Легко раненые не вышли изъ рядовъ, но они не казались блѣднѣе, истощеннѣе другихъ. У всѣхъ подъ шлемами былъ одинъ и тотъ же кошмарный обликъ — процессія привидѣній.
У прифронтовыхъ крестьянъ сердца очерствѣли, и, послѣ столькихъ ужасовъ, ихъ уже ничто не трогало; но когда показалась первая рота этого вставшаго изъ могилы полка, лица ихъ преобразились.
— Охъ! бѣдняги…
Какая-то женщина заплакала, за ней другія, затѣмъ зарыдали всѣ… Молодая дѣвушка, служащая на почтѣ, съ красными глазами, съ закинутой назадъ головой, махнула намъ своимъ мокрымъ отъ слезъ платкомъ, крикнула что-то и разрыдалась. Всю дорогу, около всѣхъ домовъ насъ чествовали слезами, и только теперь, видя, какъ онѣ плачутъ, мы поняли, сколько мы выстрадали.
XII
САДЪ МЕРТВЫХЪ
Вотъ уже три дня, какъ мы держимся на кладбищѣ, осыпаемомъ снарядами. Мы ничего не можемъ подѣлать, мы можемъ только ждать. Когда все кладбище будетъ разрушено, когда останутся только обломки камней и остатки людей, тогда они перейдутъ въ наступленіе. И потому необходимо, чтобы нѣкоторые уцѣлѣли, чтобы не всѣ погибли.

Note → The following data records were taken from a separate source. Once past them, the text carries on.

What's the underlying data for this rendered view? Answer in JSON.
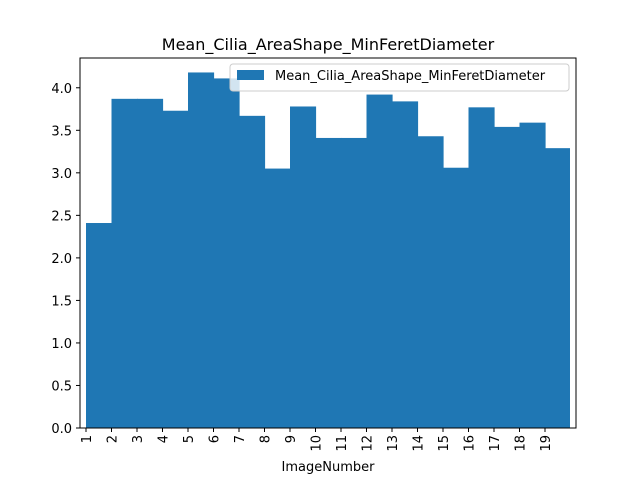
{
  "chart_data": {
    "type": "bar",
    "title": "Mean_Cilia_AreaShape_MinFeretDiameter",
    "xlabel": "ImageNumber",
    "ylabel": "",
    "categories": [
      "1",
      "2",
      "3",
      "4",
      "5",
      "6",
      "7",
      "8",
      "9",
      "10",
      "11",
      "12",
      "13",
      "14",
      "15",
      "16",
      "17",
      "18",
      "19"
    ],
    "series": [
      {
        "name": "Mean_Cilia_AreaShape_MinFeretDiameter",
        "values": [
          2.41,
          3.87,
          3.87,
          3.73,
          4.18,
          4.11,
          3.67,
          3.05,
          3.78,
          3.41,
          3.41,
          3.92,
          3.84,
          3.43,
          3.06,
          3.77,
          3.54,
          3.59,
          3.29
        ],
        "color": "#1f77b4"
      }
    ],
    "ylim": [
      0,
      4.35
    ],
    "yticks": [
      "0.0",
      "0.5",
      "1.0",
      "1.5",
      "2.0",
      "2.5",
      "3.0",
      "3.5",
      "4.0"
    ],
    "grid": false,
    "legend": "top-right"
  }
}
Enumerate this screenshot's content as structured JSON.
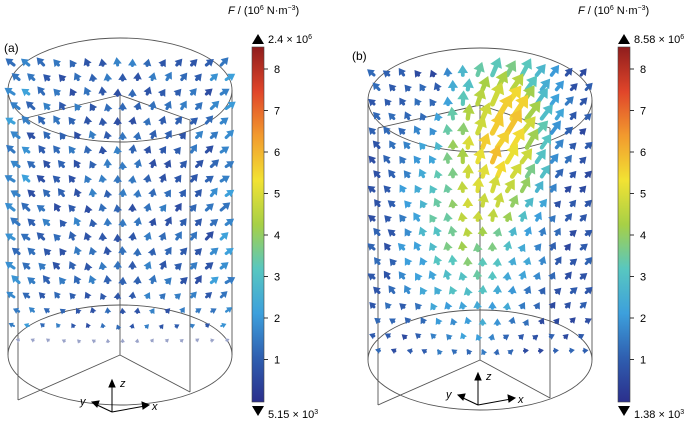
{
  "panels": [
    {
      "label": "(a)",
      "colorbar": {
        "title_italic": "F",
        "title_rest": " / (10",
        "title_exp": "6",
        "title_unit": " N·m",
        "title_unit_exp": "−3",
        "title_close": ")",
        "max_label": "2.4 × 10",
        "max_exp": "6",
        "min_label": "5.15 × 10",
        "min_exp": "3",
        "ticks": [
          "8",
          "7",
          "6",
          "5",
          "4",
          "3",
          "2",
          "1"
        ]
      },
      "axes": {
        "x": "x",
        "y": "y",
        "z": "z"
      }
    },
    {
      "label": "(b)",
      "colorbar": {
        "title_italic": "F",
        "title_rest": " / (10",
        "title_exp": "6",
        "title_unit": " N·m",
        "title_unit_exp": "−3",
        "title_close": ")",
        "max_label": "8.58 × 10",
        "max_exp": "6",
        "min_label": "1.38 × 10",
        "min_exp": "3",
        "ticks": [
          "8",
          "7",
          "6",
          "5",
          "4",
          "3",
          "2",
          "1"
        ]
      },
      "axes": {
        "x": "x",
        "y": "y",
        "z": "z"
      }
    }
  ],
  "colormap": [
    "#2b2f8c",
    "#2f5fb0",
    "#3da0dc",
    "#58c7c0",
    "#a7d046",
    "#f2e233",
    "#f29a2e",
    "#e0452a",
    "#8f1d1d"
  ]
}
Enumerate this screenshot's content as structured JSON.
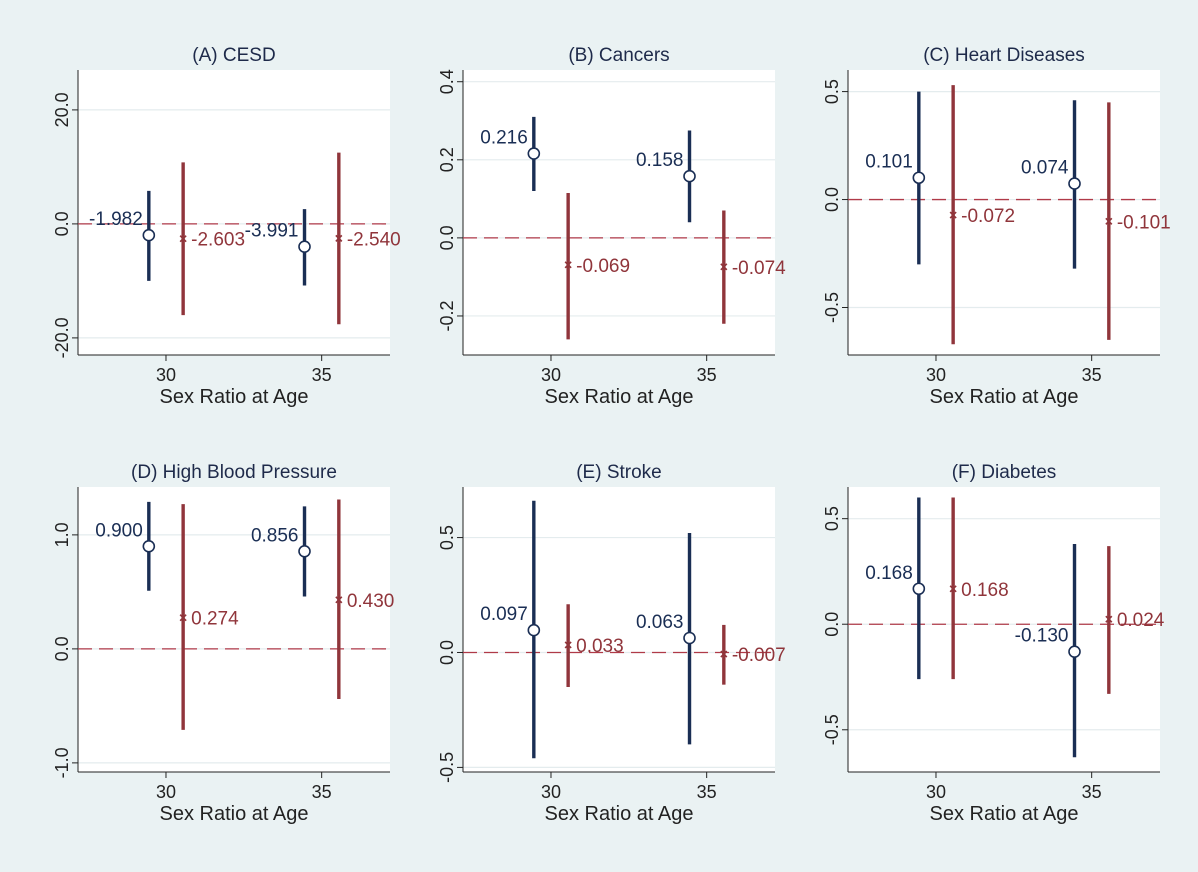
{
  "colors": {
    "background": "#eaf2f3",
    "plot": "#ffffff",
    "grid": "#e4ecee",
    "series_a": "#1a2e54",
    "series_b": "#90353b",
    "zero_line": "#b03a48"
  },
  "chart_data": [
    {
      "type": "scatter",
      "title": "(A) CESD",
      "xlabel": "Sex Ratio at Age",
      "x_categories": [
        "30",
        "35"
      ],
      "ylim": [
        -23,
        27
      ],
      "yticks": [
        {
          "v": -20,
          "label": "-20.0"
        },
        {
          "v": 0,
          "label": "0.0"
        },
        {
          "v": 20,
          "label": "20.0"
        }
      ],
      "series": [
        {
          "values": [
            -1.982,
            -3.991
          ],
          "labels": [
            "-1.982",
            "-3.991"
          ],
          "lower": [
            -10,
            -10.8
          ],
          "upper": [
            5.8,
            2.6
          ],
          "marker": "circle"
        },
        {
          "values": [
            -2.603,
            -2.54
          ],
          "labels": [
            "-2.603",
            "-2.540"
          ],
          "lower": [
            -16,
            -17.6
          ],
          "upper": [
            10.8,
            12.5
          ],
          "marker": "x"
        }
      ]
    },
    {
      "type": "scatter",
      "title": "(B) Cancers",
      "xlabel": "Sex Ratio at Age",
      "x_categories": [
        "30",
        "35"
      ],
      "ylim": [
        -0.3,
        0.43
      ],
      "yticks": [
        {
          "v": -0.2,
          "label": "-0.2"
        },
        {
          "v": 0,
          "label": "0.0"
        },
        {
          "v": 0.2,
          "label": "0.2"
        },
        {
          "v": 0.4,
          "label": "0.4"
        }
      ],
      "series": [
        {
          "values": [
            0.216,
            0.158
          ],
          "labels": [
            "0.216",
            "0.158"
          ],
          "lower": [
            0.12,
            0.04
          ],
          "upper": [
            0.31,
            0.275
          ],
          "marker": "circle"
        },
        {
          "values": [
            -0.069,
            -0.074
          ],
          "labels": [
            "-0.069",
            "-0.074"
          ],
          "lower": [
            -0.26,
            -0.22
          ],
          "upper": [
            0.115,
            0.07
          ],
          "marker": "x"
        }
      ]
    },
    {
      "type": "scatter",
      "title": "(C) Heart Diseases",
      "xlabel": "Sex Ratio at Age",
      "x_categories": [
        "30",
        "35"
      ],
      "ylim": [
        -0.72,
        0.6
      ],
      "yticks": [
        {
          "v": -0.5,
          "label": "-0.5"
        },
        {
          "v": 0,
          "label": "0.0"
        },
        {
          "v": 0.5,
          "label": "0.5"
        }
      ],
      "series": [
        {
          "values": [
            0.101,
            0.074
          ],
          "labels": [
            "0.101",
            "0.074"
          ],
          "lower": [
            -0.3,
            -0.32
          ],
          "upper": [
            0.5,
            0.46
          ],
          "marker": "circle"
        },
        {
          "values": [
            -0.072,
            -0.101
          ],
          "labels": [
            "-0.072",
            "-0.101"
          ],
          "lower": [
            -0.67,
            -0.65
          ],
          "upper": [
            0.53,
            0.45
          ],
          "marker": "x"
        }
      ]
    },
    {
      "type": "scatter",
      "title": "(D) High Blood Pressure",
      "xlabel": "Sex Ratio at Age",
      "x_categories": [
        "30",
        "35"
      ],
      "ylim": [
        -1.08,
        1.42
      ],
      "yticks": [
        {
          "v": -1,
          "label": "-1.0"
        },
        {
          "v": 0,
          "label": "0.0"
        },
        {
          "v": 1,
          "label": "1.0"
        }
      ],
      "series": [
        {
          "values": [
            0.9,
            0.856
          ],
          "labels": [
            "0.900",
            "0.856"
          ],
          "lower": [
            0.51,
            0.46
          ],
          "upper": [
            1.29,
            1.25
          ],
          "marker": "circle"
        },
        {
          "values": [
            0.274,
            0.43
          ],
          "labels": [
            "0.274",
            "0.430"
          ],
          "lower": [
            -0.71,
            -0.44
          ],
          "upper": [
            1.27,
            1.31
          ],
          "marker": "x"
        }
      ]
    },
    {
      "type": "scatter",
      "title": "(E) Stroke",
      "xlabel": "Sex Ratio at Age",
      "x_categories": [
        "30",
        "35"
      ],
      "ylim": [
        -0.52,
        0.72
      ],
      "yticks": [
        {
          "v": -0.5,
          "label": "-0.5"
        },
        {
          "v": 0,
          "label": "0.0"
        },
        {
          "v": 0.5,
          "label": "0.5"
        }
      ],
      "series": [
        {
          "values": [
            0.097,
            0.063
          ],
          "labels": [
            "0.097",
            "0.063"
          ],
          "lower": [
            -0.46,
            -0.4
          ],
          "upper": [
            0.66,
            0.52
          ],
          "marker": "circle"
        },
        {
          "values": [
            0.033,
            -0.007
          ],
          "labels": [
            "0.033",
            "-0.007"
          ],
          "lower": [
            -0.15,
            -0.14
          ],
          "upper": [
            0.21,
            0.12
          ],
          "marker": "x"
        }
      ]
    },
    {
      "type": "scatter",
      "title": "(F) Diabetes",
      "xlabel": "Sex Ratio at Age",
      "x_categories": [
        "30",
        "35"
      ],
      "ylim": [
        -0.7,
        0.65
      ],
      "yticks": [
        {
          "v": -0.5,
          "label": "-0.5"
        },
        {
          "v": 0,
          "label": "0.0"
        },
        {
          "v": 0.5,
          "label": "0.5"
        }
      ],
      "series": [
        {
          "values": [
            0.168,
            -0.13
          ],
          "labels": [
            "0.168",
            "-0.130"
          ],
          "lower": [
            -0.26,
            -0.63
          ],
          "upper": [
            0.6,
            0.38
          ],
          "marker": "circle"
        },
        {
          "values": [
            0.168,
            0.024
          ],
          "labels": [
            "0.168",
            "0.024"
          ],
          "lower": [
            -0.26,
            -0.33
          ],
          "upper": [
            0.6,
            0.37
          ],
          "marker": "x"
        }
      ]
    }
  ]
}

Рота заперта въ этихъ четырехъ стѣнахъ, которыя обваливаются и разрушаются, она отрѣзана отъ полка тяжелыми снарядами, взрывающими развалины, пулеметами, обстрѣливающими всѣ подступы къ кладбищу.
По вечерамъ нѣсколько человѣкъ уходятъ за пищей, нѣсколько санитаровъ отваживаются пробраться къ намъ. И быстро притаившись, они выносятъ человѣка изъ большого семейнаго склепа, гдѣ вотъ уже нѣсколько дней стонутъ раненые, лишенные необходимой помощи. Они крадутъ у кладбища его жертву.
Ихъ еще шесть въ этомъ склепѣ, который боши расширили. Если наклониться надъ могилой, гдѣ они лежатъ, то вдыхаешь ужасный запахъ лихорадящихъ больныхъ и слышишь ихъ умоляющіе стоны и непрерывный хрипъ. Одинъ здѣсь уже недѣлю, оставленный своимъ полкомъ. Онъ уже не произноситъ ни слова. Онъ чудовищно худъ, у него огромные глаза, впавшіе, обросшіе волосами щеки, и исхудавшія руки, и ногтями онъ скребетъ камень. Онъ не двигается, чтобы не растревожить унявшуюся боль раздробленныхъ ногъ, но онъ стонетъ отъ страшной жажды.
Ночью ему приносятъ воды, кофе, когда намъ его доставляютъ. Но съ полдня всѣ фляжки пусты. Тогда, въ сильномъ жару, онъ вытягиваетъ шею и жадно лижетъ плиту гробницы, гдѣ сочится вода.